News of the great Chicago fire spread to the area. As a community, the townsfolk wanted to do something to raise money to help the people in Chicago. Several ideas were suggested, but it was Josie who came up with the idea she would sing and dance and if folks liked what they saw, they could leave a donation in a box. Jack closed his saloon for this meeting and for two-day event featuring Josie. She appeared on stage in a short, glittery dress most thought were diamonds outfitted around the neck and edge of the dress. But it was her slippers that earned her the nickname ‘Silver Heels’. Except for toes shining in gold, her slippers were all silver.

The citizens loved Josie’s singing and dancing so much they donated over seventeen hundred dollars to give to the people of Chicago. After that, Jack sold his saloon and went into mining, and he and Josie continued to see each other. Then two sheepherders came to town. Two of them came down with smallpox and were the first to die. Josie, Jack and the Macks took care of those stricken with the disease. Jack fell ill but did not die. During the epidemic, it is said the miners remembered Josie’s performance and took to calling her Silver Heels.
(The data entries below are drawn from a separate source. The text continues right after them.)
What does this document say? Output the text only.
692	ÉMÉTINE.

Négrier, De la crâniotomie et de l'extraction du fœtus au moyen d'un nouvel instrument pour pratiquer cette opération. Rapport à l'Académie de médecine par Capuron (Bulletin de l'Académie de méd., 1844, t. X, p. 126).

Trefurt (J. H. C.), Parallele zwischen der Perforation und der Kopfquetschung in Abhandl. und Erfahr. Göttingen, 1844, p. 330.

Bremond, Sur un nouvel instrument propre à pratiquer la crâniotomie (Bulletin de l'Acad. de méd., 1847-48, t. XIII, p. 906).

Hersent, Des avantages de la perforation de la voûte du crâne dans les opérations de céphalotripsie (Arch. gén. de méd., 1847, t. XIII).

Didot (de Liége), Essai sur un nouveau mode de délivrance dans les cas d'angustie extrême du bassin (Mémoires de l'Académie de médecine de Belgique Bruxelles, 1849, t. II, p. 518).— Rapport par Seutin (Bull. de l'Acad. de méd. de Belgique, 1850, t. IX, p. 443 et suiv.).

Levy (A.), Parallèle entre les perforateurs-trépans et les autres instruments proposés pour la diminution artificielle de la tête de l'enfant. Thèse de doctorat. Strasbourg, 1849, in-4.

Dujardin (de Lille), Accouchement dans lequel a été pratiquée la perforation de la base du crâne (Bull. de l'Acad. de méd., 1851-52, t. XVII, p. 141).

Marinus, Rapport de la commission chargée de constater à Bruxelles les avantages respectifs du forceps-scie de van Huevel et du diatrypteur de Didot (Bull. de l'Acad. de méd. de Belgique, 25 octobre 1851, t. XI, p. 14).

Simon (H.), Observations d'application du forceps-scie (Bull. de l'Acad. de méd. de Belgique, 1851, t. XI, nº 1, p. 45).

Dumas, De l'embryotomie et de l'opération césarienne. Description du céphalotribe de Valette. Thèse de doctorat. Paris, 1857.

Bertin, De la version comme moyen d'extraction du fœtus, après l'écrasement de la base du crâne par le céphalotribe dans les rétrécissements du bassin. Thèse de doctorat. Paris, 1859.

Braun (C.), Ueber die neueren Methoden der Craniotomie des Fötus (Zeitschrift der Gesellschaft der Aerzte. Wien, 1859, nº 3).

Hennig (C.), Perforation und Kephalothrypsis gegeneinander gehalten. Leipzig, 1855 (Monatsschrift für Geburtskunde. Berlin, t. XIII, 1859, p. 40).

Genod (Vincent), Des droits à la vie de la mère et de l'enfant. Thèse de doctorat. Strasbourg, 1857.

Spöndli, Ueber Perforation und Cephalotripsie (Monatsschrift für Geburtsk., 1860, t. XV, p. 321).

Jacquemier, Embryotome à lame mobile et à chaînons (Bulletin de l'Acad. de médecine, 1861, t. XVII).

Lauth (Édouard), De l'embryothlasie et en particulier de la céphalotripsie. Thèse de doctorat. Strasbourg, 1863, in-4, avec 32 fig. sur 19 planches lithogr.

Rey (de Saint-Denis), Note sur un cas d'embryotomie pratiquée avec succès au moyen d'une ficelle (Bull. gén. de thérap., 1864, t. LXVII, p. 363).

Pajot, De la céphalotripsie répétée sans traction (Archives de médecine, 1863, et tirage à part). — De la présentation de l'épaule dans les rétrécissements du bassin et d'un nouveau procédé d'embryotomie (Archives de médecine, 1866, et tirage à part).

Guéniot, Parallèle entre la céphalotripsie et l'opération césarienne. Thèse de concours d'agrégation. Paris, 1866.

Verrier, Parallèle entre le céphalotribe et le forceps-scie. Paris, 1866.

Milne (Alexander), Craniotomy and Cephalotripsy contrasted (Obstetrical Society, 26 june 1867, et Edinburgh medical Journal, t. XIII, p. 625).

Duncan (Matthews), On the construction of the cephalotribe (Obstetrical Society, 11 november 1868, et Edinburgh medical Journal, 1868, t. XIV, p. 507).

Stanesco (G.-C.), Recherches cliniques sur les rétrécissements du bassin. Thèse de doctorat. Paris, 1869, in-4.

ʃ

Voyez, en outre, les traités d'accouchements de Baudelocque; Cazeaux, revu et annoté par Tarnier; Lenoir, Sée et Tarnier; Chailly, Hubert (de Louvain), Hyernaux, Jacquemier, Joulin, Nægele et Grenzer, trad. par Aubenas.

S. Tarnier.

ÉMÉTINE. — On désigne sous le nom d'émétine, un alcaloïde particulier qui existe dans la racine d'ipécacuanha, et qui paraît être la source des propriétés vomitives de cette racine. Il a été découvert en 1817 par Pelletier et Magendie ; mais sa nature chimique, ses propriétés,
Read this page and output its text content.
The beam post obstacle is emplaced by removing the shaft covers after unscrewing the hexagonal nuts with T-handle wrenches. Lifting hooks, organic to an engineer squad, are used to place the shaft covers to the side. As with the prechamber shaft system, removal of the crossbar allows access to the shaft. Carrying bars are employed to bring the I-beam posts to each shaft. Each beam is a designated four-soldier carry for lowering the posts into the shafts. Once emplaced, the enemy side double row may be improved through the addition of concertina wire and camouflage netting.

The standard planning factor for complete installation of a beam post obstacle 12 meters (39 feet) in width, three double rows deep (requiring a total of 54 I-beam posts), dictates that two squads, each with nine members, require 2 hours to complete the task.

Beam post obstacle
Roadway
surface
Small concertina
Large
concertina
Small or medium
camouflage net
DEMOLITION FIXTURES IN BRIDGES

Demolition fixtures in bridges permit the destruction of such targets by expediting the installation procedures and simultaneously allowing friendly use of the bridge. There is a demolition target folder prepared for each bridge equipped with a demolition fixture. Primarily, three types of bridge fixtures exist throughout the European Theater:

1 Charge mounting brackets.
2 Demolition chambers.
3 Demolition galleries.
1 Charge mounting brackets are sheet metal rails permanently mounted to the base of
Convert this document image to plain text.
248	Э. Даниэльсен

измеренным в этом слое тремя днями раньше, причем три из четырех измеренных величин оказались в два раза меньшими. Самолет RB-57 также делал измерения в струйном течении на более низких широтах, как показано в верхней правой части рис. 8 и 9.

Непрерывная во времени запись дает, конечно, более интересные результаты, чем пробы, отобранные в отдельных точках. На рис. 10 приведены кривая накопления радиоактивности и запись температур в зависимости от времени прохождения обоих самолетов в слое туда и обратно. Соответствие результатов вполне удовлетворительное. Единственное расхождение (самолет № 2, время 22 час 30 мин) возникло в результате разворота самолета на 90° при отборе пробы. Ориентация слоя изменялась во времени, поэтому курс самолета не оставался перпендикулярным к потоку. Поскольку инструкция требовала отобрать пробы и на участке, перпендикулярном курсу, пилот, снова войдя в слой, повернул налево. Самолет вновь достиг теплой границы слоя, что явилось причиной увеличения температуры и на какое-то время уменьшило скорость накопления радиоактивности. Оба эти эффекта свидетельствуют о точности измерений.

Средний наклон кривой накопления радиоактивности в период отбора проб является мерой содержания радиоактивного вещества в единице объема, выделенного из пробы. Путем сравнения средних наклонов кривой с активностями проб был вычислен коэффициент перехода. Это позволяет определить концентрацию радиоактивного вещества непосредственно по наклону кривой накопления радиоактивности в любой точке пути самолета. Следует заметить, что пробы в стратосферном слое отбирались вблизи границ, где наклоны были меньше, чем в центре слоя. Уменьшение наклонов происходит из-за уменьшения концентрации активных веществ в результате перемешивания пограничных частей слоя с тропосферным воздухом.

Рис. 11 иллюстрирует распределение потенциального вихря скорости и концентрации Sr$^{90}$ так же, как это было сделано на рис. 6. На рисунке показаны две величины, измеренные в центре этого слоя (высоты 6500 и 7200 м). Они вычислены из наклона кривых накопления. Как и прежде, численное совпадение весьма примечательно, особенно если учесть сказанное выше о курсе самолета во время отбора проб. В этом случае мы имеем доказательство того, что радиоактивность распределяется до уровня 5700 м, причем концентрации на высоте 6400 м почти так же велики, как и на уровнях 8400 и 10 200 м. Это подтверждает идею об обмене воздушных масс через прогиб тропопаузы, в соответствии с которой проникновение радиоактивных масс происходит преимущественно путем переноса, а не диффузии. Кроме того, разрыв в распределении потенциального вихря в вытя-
Jack didn’t care for the nickname, but Josie allowed it, and shortly after the crisis passed, Jack and Josie went to Denver, married and returned, only to leave for Kentucky after Jack’s father died and his mother needed help. After they left the area, legend states a survey crew came to the area. They needed a name for one of the larger mountains. The miners suggested Silver Heels and that’s how the mountain got its name.
Miners at Buckskin Joe courtesy of

Personally, I like the first version of Silver Heels the best, but then, a little bit of romance mixed with heartache and mystery is a fondness of mine.